Art. 228-L. Compõem o ecossistema do Serp:

I – o Operador Nacional do Sistema Eletrônico dos Registros Públicos (ONSERP); II – o Operador Nacional do Sistema de Registro Eletrônico de Imóveis (ONR);

II – o Operador Nacional do Registro Civil de Pessoas Naturais (ON-RCPN);

III – o Operador Nacional do Registro de Títulos e Documentos e Civil de Pessoas Jurídicas (ON-RTDPJ);

IV – as unidades dos serviços registrais a eles vinculadas, respeitadas as competências legais de cada especialidade.

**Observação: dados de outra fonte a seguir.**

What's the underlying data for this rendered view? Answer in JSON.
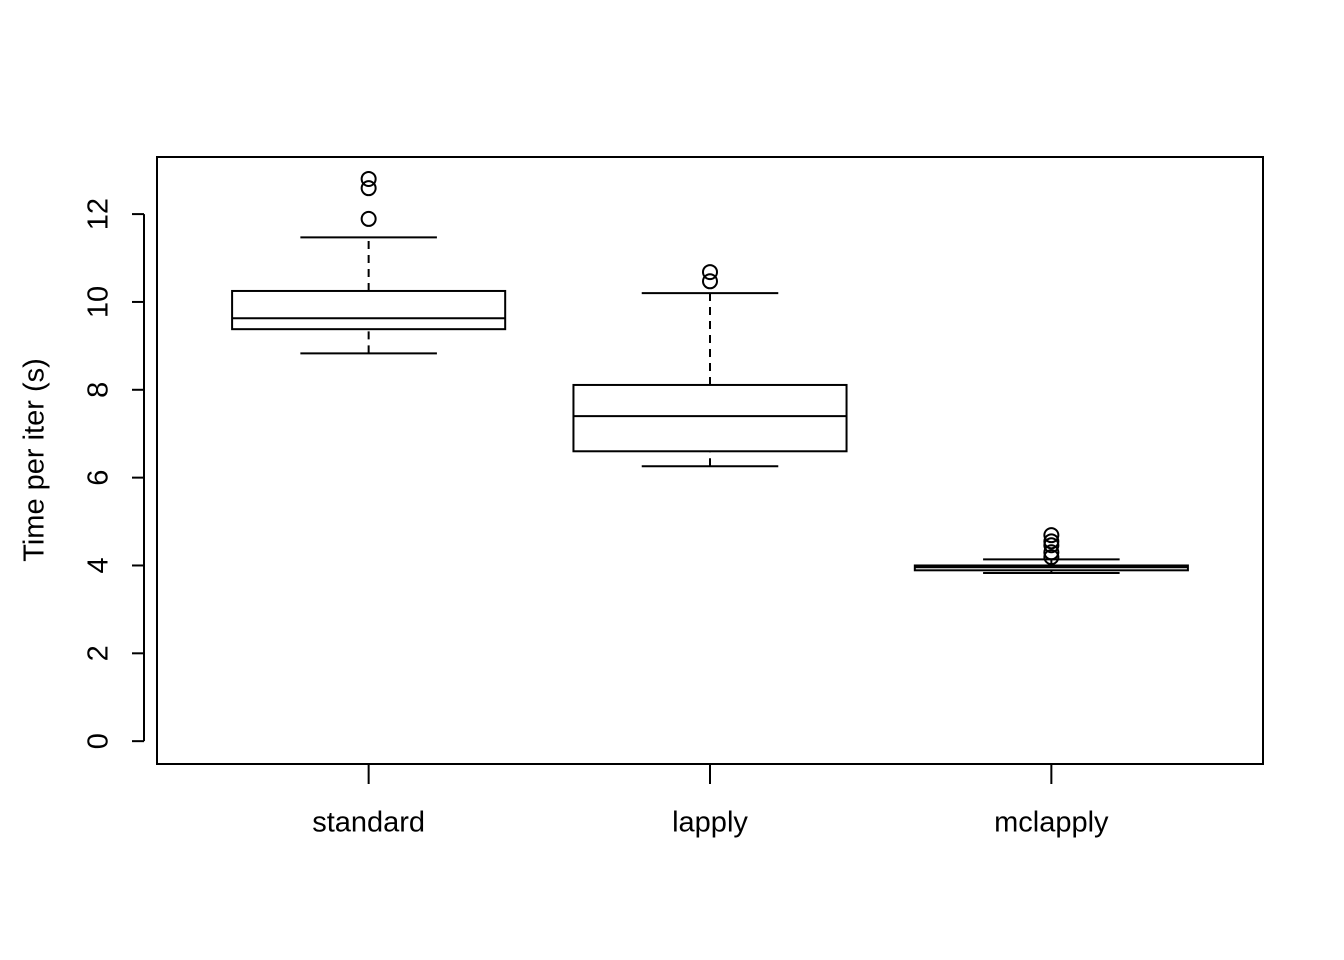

Art. 228-M. Para fins desta Seção, adotam-se as seguintes definições:

I – Número Registral (NR): código identificador único, irrepetível, nacional e rastreável, gerado para protocolo, solicitação, procedimento, atendimento ou pedido de serviço eletrônico no ecossistema Serp, destinado à identificação e ao acompanhamento da respectiva jornada eletrônica do usuário;

II – Interoperabilidade Horizontal: capacidade técnica de consulta, comunicação, integração, intercâmbio de dados, transmissão de eventos, validação e atualização de informações e tramitação eletrônica entre os componentes do ecossistema Serp;

III – Cartório Orquestrador: unidade registral responsável pelo pedido principal, incumbida de conduzir a tramitação, solicitar providências complementares ou suplementares e concluir o procedimento;

IV – Cartório de Apoio: unidade registral demandada pelo cartório orquestrador para a prestação de serviço, informação ou providência complementar ou suplementar vinculada ao pedido principal;

V – Serviço Principal: ato ou conjunto de atos registrais que constitui o objeto central e a finalidade jurídica predominante do pedido do usuário perante o Cartório Orquestrador, ainda que sua execução dependa de buscas, registros, averbações, certidões ou outras providências acessórias junto a órgãos e cartórios de apoio;

VI – Arquivo Eletrônico Estruturado: arquivo digital em formato padronizado, legível por máquina, dotado de campos, metadados, leiautes, regras de validação, integridade, autenticidade, versionamento e rastreabilidade definidos tecnicamente em Instruções Técnicas de Normalização (ITN);

VII – Evento Sistêmico: registro eletrônico padronizado de ocorrência relevante no ciclo de vida de protocolo, solicitação, procedimento, atendimento ou pedido de serviço eletrônico, incluindo, entre outros, criação, recebimento, distribuição, encaminhamento, atualização, exigência, resposta, emissão, conclusão, cancelamento, indisponibilidade ou encerramento;

VIII – Acompanhamento Registral Online: funcionalidade que permite ao usuário, mediante o Número Registral e os meios de autenticação aplicáveis, acompanhar o andamento eletrônico de protocolo, solicitação, procedimento, atendimento ou pedido de serviço no ecossistema Serp;

IX – Módulo de Inspeção Remota: funcionalidade destinada a disponibilizar à Corregedoria Nacional de Justiça e às Corregedorias-Gerais da Justiça dos Estados e do Distrito Federal informações, indicadores, painéis, relatórios, logs e dados operacionais necessários à fiscalização, ao acompanhamento e à avaliação dos serviços registrais eletrônicos.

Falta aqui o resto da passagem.